Ce jour là, Rudolf et ses compagnons attendaient dans une ambiance survoltée de passer un par un au détecteur de mensonges. Les interrogatoires se prolongèrent jusque tard dans la nuit, et sur quelques jours encore... Qui aurait cru que cela prenne autant de temps! A peu près une semaine après le début des interrogatoires commencés avec les taxons OH 7,13,16,24 et 62, le verdict allait
enfin pouvoir être donné.
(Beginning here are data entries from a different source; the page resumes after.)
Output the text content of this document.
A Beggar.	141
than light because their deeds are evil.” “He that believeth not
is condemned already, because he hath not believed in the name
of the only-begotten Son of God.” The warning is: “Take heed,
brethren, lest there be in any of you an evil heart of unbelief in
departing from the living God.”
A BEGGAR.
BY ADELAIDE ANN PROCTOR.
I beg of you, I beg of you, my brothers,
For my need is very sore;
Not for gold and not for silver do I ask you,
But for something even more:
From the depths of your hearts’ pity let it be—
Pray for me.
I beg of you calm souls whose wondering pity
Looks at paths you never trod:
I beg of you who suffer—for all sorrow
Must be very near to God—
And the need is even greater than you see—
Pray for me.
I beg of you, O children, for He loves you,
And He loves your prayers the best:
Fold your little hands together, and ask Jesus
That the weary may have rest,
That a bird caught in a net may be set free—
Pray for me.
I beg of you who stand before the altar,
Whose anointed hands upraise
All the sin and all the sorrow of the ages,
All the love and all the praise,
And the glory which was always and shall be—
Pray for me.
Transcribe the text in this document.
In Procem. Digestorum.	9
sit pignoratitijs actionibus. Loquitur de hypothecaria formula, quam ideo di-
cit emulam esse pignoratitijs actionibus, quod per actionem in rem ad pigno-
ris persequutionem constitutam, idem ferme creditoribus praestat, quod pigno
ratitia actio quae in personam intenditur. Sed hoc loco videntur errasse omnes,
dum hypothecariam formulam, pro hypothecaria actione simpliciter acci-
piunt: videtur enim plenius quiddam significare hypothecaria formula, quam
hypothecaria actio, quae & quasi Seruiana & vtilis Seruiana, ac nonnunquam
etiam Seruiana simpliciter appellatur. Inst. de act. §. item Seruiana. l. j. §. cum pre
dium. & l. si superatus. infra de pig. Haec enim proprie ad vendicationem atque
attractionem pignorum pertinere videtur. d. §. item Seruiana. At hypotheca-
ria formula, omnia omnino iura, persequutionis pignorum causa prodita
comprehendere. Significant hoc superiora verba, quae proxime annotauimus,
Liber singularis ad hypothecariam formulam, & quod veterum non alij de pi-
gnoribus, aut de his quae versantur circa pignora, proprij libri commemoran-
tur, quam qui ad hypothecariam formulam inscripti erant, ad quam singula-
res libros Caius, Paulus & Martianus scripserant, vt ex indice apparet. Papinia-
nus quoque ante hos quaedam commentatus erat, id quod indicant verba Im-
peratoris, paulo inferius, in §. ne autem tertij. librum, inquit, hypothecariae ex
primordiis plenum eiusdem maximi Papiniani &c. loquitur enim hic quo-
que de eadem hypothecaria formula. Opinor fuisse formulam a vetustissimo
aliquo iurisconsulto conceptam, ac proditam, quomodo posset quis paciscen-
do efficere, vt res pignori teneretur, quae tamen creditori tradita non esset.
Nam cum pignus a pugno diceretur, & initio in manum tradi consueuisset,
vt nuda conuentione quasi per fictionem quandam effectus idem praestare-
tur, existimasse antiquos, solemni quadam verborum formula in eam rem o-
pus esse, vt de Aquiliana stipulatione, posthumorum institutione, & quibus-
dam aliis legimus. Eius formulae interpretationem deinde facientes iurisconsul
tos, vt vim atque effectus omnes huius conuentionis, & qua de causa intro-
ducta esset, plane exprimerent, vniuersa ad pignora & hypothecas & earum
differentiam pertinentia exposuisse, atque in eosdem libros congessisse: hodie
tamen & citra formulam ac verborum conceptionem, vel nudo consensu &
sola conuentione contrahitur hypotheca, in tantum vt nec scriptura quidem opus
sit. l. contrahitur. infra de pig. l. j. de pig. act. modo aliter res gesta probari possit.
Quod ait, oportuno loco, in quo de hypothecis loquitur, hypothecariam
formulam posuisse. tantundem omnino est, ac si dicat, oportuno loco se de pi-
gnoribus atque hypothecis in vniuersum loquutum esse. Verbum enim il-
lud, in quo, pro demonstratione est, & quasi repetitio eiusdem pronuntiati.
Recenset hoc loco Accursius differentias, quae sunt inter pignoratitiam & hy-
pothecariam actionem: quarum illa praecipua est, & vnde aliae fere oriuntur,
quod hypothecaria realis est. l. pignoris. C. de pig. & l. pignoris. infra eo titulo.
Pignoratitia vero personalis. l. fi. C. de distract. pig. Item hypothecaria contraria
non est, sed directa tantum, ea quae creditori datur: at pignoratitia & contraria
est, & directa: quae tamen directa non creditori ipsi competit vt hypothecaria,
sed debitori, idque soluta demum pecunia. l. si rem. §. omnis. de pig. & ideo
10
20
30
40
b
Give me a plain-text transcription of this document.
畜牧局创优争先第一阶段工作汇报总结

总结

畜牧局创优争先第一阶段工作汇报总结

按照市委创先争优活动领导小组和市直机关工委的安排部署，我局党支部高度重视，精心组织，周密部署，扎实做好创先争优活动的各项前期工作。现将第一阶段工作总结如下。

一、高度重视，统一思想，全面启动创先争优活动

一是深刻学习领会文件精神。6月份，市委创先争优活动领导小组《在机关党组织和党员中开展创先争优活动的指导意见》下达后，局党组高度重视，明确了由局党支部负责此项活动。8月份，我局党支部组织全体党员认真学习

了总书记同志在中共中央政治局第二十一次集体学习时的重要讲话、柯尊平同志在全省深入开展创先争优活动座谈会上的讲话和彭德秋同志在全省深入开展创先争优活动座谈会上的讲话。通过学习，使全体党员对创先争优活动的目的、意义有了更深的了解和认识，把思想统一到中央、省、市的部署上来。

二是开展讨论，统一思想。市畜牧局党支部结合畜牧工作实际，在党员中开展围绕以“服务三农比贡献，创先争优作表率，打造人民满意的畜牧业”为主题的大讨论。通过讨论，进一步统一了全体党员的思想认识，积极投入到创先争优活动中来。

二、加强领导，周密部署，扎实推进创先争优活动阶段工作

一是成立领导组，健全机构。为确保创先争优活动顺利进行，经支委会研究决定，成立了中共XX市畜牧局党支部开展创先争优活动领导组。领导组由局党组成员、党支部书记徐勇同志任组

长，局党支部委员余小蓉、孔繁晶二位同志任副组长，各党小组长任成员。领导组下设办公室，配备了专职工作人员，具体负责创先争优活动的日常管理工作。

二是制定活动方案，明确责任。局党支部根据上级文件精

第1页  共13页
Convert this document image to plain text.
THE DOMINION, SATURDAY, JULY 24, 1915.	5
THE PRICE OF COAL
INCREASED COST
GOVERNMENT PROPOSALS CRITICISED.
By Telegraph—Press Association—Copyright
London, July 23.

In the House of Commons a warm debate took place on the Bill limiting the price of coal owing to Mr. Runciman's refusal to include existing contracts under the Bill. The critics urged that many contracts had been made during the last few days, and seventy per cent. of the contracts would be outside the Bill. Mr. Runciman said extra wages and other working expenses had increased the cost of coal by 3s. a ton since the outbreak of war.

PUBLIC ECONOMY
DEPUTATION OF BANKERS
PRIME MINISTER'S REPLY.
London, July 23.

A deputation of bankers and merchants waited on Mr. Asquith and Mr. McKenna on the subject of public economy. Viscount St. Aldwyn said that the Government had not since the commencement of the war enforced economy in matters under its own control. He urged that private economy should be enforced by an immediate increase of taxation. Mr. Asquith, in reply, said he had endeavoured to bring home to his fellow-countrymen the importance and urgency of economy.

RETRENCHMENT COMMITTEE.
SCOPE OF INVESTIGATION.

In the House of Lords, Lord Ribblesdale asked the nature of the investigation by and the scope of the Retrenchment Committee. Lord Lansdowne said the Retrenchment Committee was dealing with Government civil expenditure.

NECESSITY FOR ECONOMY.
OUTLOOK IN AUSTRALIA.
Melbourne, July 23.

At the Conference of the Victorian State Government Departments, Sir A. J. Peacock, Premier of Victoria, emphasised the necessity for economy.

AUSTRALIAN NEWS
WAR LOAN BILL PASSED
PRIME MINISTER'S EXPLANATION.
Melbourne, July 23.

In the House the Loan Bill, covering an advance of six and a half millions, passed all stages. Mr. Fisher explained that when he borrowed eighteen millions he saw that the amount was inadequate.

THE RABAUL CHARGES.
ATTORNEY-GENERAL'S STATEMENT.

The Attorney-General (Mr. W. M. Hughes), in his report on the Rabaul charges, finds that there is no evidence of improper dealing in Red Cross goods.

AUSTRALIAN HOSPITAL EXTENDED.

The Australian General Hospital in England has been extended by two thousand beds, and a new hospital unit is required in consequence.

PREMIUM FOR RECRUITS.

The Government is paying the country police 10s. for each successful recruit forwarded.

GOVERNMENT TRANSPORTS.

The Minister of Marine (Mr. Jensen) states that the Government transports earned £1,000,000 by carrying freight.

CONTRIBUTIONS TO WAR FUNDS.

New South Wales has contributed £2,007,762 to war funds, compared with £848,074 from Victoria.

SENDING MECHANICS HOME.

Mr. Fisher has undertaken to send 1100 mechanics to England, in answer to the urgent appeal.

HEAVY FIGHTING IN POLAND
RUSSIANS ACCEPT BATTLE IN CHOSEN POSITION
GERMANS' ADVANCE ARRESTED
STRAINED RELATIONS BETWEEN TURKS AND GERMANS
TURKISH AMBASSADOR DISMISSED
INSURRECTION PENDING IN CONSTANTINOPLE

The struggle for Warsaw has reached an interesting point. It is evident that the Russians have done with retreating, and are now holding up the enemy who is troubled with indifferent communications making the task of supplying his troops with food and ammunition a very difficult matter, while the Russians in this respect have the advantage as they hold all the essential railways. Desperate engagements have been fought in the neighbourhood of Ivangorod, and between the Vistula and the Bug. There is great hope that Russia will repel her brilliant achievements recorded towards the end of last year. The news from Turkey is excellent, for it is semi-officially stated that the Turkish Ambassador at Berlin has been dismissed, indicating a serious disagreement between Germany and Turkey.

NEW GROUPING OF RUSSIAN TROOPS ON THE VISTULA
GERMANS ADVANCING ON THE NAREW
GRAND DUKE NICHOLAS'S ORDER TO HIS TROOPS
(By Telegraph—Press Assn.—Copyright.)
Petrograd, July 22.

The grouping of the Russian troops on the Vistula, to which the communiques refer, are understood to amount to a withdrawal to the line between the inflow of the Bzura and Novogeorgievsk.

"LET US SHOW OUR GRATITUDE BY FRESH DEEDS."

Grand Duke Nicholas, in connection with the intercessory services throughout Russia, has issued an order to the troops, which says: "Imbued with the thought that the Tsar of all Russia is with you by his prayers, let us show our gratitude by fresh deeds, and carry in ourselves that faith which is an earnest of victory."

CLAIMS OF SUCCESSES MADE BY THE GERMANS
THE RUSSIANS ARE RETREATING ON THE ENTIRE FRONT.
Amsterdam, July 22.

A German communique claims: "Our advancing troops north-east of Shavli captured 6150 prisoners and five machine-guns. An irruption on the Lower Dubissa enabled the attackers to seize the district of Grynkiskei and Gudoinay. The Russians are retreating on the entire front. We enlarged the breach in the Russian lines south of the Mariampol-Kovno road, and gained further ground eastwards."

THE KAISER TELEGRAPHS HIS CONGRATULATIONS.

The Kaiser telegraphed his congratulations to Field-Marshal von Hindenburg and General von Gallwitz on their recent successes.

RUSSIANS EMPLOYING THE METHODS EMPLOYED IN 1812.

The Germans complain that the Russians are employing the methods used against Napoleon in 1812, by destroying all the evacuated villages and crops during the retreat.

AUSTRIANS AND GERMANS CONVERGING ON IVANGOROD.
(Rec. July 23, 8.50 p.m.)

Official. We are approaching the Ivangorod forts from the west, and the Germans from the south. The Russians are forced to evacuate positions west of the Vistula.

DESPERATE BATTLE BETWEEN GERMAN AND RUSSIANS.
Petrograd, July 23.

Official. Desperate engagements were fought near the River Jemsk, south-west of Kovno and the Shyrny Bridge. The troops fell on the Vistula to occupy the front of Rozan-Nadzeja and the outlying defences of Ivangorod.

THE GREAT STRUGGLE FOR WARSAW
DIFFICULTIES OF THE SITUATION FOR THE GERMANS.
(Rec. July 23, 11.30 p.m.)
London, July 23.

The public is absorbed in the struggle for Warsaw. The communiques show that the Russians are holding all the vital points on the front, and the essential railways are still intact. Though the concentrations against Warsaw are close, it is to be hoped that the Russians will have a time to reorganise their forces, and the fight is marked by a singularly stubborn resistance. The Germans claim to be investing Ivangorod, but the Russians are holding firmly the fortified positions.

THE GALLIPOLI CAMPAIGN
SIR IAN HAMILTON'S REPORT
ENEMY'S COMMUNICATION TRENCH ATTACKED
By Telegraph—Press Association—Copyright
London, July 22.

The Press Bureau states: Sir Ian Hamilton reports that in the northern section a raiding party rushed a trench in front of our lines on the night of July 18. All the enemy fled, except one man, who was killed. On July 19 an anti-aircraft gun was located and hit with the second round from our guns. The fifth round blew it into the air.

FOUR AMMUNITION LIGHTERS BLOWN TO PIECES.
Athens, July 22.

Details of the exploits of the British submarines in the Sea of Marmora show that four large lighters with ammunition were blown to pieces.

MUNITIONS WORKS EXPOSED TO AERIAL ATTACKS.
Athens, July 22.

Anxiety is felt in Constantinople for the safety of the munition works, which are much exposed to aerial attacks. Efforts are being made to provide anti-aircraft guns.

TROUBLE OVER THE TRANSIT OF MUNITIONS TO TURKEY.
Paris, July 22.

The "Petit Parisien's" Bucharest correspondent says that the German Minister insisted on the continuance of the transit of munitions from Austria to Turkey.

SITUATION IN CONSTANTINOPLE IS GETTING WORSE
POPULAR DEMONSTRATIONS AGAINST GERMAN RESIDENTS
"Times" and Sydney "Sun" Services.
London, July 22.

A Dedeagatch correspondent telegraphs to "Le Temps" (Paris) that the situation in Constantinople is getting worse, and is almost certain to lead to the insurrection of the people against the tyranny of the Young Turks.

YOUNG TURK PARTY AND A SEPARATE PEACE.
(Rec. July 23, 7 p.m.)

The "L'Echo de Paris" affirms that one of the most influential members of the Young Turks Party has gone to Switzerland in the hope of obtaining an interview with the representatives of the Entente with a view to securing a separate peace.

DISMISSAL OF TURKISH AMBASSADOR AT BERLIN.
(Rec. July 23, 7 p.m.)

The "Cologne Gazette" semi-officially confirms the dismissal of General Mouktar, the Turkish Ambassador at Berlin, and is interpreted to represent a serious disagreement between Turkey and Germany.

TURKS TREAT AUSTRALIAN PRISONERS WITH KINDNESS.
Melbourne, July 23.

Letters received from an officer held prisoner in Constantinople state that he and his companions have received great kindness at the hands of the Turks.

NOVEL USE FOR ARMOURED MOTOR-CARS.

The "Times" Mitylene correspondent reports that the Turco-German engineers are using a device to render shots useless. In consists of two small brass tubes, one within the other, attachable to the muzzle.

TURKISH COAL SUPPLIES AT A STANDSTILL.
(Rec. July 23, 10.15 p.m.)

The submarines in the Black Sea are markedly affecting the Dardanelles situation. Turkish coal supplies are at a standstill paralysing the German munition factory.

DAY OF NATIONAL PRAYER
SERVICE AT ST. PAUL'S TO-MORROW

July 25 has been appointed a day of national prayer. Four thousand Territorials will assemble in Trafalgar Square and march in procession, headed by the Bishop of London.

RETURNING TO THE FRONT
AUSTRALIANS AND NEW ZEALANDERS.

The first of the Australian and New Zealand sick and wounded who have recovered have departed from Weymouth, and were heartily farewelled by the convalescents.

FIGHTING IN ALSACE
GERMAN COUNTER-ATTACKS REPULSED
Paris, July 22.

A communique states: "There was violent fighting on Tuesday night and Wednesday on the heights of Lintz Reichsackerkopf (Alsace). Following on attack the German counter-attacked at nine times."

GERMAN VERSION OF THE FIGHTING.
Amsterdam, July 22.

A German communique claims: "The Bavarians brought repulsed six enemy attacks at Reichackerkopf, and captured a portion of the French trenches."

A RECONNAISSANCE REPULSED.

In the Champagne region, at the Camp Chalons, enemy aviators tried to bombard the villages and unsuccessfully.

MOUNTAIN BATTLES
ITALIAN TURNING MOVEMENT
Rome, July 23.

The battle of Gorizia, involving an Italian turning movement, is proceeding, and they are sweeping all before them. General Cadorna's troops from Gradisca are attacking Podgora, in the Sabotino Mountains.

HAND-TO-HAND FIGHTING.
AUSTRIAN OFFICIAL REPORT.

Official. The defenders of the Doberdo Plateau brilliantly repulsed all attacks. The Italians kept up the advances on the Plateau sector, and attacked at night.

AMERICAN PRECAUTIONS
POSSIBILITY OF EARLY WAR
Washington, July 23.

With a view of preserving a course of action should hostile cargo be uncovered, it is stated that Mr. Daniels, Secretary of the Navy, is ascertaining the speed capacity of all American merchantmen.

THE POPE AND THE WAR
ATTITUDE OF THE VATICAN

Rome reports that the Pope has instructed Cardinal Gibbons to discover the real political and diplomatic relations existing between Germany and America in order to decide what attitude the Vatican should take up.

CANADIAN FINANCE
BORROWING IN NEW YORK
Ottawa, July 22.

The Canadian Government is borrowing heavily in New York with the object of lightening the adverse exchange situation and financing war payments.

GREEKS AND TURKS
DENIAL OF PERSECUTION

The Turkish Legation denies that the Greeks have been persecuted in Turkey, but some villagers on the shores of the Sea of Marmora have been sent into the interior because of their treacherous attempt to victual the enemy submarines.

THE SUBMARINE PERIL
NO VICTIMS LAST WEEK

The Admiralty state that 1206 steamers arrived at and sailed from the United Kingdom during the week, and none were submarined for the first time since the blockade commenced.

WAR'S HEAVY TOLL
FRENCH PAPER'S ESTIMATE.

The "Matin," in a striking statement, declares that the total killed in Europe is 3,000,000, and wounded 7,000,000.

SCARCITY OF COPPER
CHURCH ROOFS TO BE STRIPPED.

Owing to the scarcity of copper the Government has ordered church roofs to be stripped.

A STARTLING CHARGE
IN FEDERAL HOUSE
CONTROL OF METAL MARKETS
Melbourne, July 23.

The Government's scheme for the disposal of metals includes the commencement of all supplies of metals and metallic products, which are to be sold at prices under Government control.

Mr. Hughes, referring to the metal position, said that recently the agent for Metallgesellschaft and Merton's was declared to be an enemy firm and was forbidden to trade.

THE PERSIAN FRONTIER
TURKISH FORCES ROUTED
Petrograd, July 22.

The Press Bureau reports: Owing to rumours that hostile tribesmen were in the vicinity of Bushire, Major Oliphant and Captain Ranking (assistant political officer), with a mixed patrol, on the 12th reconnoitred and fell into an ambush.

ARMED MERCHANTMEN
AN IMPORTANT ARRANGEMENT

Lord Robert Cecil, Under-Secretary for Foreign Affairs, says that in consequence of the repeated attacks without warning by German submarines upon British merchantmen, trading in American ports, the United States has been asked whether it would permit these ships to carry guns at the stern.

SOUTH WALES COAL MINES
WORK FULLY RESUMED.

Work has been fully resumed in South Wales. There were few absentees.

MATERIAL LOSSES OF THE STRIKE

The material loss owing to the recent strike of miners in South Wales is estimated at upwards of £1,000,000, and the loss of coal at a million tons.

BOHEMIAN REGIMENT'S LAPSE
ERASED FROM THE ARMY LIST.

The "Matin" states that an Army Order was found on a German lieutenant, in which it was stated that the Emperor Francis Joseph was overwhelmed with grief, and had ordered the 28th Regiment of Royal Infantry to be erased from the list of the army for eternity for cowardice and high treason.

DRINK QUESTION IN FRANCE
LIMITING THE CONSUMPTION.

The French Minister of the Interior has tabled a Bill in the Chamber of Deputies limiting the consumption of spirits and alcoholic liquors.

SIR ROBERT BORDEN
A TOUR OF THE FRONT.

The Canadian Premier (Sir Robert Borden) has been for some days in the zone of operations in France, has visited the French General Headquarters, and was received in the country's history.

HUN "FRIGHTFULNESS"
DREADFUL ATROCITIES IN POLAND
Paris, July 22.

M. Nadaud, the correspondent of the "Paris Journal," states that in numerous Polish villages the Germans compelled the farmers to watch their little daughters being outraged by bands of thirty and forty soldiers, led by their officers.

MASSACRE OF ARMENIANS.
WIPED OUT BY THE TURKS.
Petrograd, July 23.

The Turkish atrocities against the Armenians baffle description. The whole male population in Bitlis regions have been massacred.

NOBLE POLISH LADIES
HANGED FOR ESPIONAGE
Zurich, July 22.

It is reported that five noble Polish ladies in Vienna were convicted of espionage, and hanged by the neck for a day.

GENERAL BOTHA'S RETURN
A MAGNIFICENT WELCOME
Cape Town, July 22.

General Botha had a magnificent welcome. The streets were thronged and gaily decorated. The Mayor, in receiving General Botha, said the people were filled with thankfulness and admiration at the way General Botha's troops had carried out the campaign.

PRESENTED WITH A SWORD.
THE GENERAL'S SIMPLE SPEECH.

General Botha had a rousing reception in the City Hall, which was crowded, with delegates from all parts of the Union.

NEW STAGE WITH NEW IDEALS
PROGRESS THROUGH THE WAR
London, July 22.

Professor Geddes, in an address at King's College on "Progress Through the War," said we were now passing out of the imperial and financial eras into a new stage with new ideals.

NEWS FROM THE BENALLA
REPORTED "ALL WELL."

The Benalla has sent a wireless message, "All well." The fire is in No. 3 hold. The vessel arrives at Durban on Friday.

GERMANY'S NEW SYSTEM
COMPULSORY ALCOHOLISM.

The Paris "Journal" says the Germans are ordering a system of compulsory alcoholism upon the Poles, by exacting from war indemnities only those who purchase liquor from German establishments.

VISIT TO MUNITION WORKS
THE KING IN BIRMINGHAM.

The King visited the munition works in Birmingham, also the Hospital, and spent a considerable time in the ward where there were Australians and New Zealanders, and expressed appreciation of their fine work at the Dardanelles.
Dans la salle se trouvaient Bernard Wood (69) et Mark Collard (70), les deux anthropologues qui avaient redéfini en 1999 les caractères d'appartenance à la lignée Homo (71), Sandrine Prat (72), l'hôte de cette conférence, et Meave Leakey, la femme de Richard Leakey, qui en 2001 avait décidé d'assigner Rudolf comme Rudolf platyops après la découverte du fossile KNMWT 40000 en 1999 par Justus Erus.

Le débat débuta par une présentation de Wood et Collard de leurs travaux publiés en 1999.
– Dans notre analyse cladistique réalisée sur de nombreux fossiles classés comme appartenant au genre Homo, nous avons redéfini ce qui pour nous devaient être les critères d'appartenance à ce genre, tout d'abord sur la masse corporelle...
– Sur ce point : les fossiles dits Homo habilis sont plus proches des Australopithèques que des Homo sapiens, continuez monsieur Collard
– Merci bien, mon cher Wood... La proportion des membres, une bipédie parfaite, la forme de l'appareil masticateur...
– Sur ce point, l'appareil masticateur d'Homo rudolfensis et habilis ressemblent plus à ceux des Australopithèques.
– A la vue des résultats obtenus à l'aide de notre cladogramme, nous décidons que les familles Homo rudolfensis et habilis sont imaginaires et doivent être exclus du genre Homo!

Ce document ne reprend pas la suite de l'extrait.